Em Taquara, desde o início da gestão da prefeita Sirlei Silveira, foram realizados desassoreamentos no Rio Paranhana, Arroio Santa Maria, Arroio Sonda e Rio Padilha. Ainda neste ano, será realizado o desassoreamento do Arroio do Pega Fogo.

Sociedade envolvida

Danielle Martins, professora do Programa de Pós-Graduação em Qualidade Ambiental da Universidade Feevale e coordenadora do Laboratório de Vulnerabilidades, Riscos e Sociedade (LaVuRS), ressalta que os problemas de aquecimento global afetam não só o Estado e o Brasil, mas, sim, é um fenômeno a nível mundial. “A gente teve esse ano o mês de julho mais quente, a temperatura mais alta já registrada no planeta e esses são fatores que nos trazem um sinal de alerta para considerarmos a nossa vulnerabilidade como seres humanos, como atividades humanas frente a um planeta que vem tendo seu sistema climático alterado”, alerta Danielle, que também destaca a importância de um envolvimento de toda a sociedade para contribuir e entender maneiras de reduzir esses danos. “É fundamental que toda a sociedade faça parte desse processo de pensar essa problemática. Então, é um momento muito importante de olhar o que já temos como estrutura e dedicarmos atenção no cumprimento da legislação já existente”, sublinha. “A gente precisa de ações coordenadas, mas existem responsabilidades diferentes. Temos a nossa responsabilidade individual como cidadão, mas quando a gente olha para eventos maiores, com desastres e perdas humanas, aqueles que são responsáveis por coordenar mudanças territoriais precisam priorizar essas práticas para que a gente consiga, no futuro, reduzir essas perdas e criar medidas de adaptação. É preciso articular todos os atores da sociedade”, finaliza Danielle.
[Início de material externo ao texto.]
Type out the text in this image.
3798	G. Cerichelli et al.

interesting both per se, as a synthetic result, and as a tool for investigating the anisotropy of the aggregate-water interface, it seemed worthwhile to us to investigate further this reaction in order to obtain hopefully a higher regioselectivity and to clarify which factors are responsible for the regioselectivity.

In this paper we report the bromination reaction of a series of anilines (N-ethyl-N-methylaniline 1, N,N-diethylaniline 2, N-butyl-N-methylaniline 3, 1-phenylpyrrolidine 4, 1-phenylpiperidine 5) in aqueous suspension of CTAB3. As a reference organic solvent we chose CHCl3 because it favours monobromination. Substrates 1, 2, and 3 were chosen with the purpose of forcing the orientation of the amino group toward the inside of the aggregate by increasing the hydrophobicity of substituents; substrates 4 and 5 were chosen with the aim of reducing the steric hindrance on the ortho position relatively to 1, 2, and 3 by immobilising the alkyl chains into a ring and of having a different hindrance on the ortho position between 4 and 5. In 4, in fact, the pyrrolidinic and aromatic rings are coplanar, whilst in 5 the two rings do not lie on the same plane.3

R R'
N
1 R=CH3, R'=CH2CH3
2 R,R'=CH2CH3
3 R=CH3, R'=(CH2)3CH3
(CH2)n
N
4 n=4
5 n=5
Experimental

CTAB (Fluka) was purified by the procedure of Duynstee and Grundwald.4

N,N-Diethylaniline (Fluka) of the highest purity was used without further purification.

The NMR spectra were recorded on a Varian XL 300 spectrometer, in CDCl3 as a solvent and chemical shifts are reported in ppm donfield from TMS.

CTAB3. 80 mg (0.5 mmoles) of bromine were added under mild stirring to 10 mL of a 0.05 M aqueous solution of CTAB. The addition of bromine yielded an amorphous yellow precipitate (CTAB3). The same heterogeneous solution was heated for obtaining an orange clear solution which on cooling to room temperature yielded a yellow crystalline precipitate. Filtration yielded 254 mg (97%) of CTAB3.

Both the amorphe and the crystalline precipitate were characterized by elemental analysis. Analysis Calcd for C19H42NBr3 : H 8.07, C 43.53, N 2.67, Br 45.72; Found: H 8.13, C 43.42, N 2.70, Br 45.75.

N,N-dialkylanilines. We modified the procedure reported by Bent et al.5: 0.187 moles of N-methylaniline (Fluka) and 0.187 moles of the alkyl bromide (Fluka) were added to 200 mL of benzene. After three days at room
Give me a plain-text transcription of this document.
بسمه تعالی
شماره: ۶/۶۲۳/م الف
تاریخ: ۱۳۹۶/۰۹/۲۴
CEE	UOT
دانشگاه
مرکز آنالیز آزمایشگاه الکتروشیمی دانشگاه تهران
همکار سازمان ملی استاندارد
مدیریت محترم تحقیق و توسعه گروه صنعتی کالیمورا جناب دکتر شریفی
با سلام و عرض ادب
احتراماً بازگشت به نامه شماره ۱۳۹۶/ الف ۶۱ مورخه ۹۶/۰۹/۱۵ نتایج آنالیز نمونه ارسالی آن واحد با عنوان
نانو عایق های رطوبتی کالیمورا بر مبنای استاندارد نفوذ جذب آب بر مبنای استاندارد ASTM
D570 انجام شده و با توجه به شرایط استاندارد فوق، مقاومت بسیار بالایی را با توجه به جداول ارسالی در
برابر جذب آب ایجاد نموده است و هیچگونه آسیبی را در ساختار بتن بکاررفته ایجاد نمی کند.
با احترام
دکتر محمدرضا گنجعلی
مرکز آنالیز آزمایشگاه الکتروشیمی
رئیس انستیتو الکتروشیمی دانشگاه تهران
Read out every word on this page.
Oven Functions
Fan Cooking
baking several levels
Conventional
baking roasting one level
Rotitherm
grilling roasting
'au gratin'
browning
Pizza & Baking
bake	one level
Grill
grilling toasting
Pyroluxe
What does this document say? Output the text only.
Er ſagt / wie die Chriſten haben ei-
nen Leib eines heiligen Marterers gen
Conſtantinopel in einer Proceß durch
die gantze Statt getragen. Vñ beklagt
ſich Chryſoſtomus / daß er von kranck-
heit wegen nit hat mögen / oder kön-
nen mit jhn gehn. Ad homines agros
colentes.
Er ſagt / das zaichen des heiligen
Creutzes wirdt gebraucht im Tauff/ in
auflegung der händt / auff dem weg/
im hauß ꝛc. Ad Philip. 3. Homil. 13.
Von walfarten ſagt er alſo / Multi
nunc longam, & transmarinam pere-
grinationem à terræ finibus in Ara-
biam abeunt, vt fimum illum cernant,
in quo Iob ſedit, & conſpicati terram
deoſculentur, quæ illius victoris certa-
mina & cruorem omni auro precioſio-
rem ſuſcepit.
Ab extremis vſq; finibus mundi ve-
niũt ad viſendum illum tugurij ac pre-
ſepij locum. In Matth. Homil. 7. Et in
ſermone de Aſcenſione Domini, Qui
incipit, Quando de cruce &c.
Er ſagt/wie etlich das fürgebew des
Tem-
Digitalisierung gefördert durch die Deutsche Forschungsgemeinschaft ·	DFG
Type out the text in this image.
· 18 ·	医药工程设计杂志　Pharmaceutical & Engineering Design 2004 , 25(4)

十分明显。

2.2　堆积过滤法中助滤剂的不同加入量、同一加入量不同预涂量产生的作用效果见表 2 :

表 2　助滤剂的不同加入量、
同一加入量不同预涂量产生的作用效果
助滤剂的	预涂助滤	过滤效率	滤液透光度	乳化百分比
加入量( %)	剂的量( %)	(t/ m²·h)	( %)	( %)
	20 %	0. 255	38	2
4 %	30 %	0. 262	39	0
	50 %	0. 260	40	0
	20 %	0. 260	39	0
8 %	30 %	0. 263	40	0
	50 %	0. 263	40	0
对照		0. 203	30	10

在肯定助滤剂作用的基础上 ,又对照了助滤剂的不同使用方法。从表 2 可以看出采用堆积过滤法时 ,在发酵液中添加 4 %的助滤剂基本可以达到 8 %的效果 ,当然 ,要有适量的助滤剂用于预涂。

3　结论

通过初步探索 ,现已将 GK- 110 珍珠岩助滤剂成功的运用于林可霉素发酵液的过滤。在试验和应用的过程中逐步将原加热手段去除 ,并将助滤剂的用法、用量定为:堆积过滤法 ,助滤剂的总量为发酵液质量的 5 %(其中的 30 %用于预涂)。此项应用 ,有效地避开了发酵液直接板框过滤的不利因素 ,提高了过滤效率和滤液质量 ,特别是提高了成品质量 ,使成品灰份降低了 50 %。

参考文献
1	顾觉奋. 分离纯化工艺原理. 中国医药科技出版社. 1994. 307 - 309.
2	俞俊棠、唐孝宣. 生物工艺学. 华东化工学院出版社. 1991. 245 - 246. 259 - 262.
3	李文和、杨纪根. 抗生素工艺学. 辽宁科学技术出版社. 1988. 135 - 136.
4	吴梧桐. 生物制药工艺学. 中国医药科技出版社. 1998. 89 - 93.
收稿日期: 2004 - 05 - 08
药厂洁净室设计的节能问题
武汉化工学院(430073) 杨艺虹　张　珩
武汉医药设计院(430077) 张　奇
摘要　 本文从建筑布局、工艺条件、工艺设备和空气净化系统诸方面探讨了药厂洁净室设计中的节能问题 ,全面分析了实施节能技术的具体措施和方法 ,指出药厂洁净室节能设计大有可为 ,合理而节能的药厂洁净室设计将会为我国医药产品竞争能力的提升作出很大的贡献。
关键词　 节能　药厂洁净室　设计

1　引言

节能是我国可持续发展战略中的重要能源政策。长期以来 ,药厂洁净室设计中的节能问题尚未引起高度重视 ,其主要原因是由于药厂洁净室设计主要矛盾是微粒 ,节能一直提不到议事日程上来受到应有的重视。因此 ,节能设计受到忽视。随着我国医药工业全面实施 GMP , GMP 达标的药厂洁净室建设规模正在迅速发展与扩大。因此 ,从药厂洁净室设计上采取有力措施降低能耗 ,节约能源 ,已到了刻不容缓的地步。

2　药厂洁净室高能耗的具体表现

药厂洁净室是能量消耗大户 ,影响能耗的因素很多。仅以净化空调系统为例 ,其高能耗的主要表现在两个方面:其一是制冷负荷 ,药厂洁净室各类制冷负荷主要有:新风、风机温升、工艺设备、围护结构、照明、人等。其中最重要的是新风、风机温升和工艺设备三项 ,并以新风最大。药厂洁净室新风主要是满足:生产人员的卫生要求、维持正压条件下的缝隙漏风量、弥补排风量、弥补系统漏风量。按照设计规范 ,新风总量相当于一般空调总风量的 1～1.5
Ações para contenção de alagamentos

Uma outra alternativa implementada em diferentes municípios para evitar danos com as fortes chuvas é a melhora e substituição das tubulações que escoam as águas das vias urbanas.

Em Taquara, foi feita a troca de mais de 12 quilômetros de tubulações, melhorando o escoamento pluvial e resolvendo os problemas de escoamento das águas da chuva, como na Pinheiro Machado (tanto no Bairro Petrópolis, como no Jardim do Prado). Em breve, o mesmo será feito na rua Bahia, no bairro Santa Teresinha.
Sapiranga também realiza essa ação de troca de canos e, nos locais onde não há a necessidade de substituição, é realizada a limpeza da tubulação. Equipes da Secretaria de Obras Públicas também realizam a implantação de bacias de contenções, além de colocação de novas canalizações.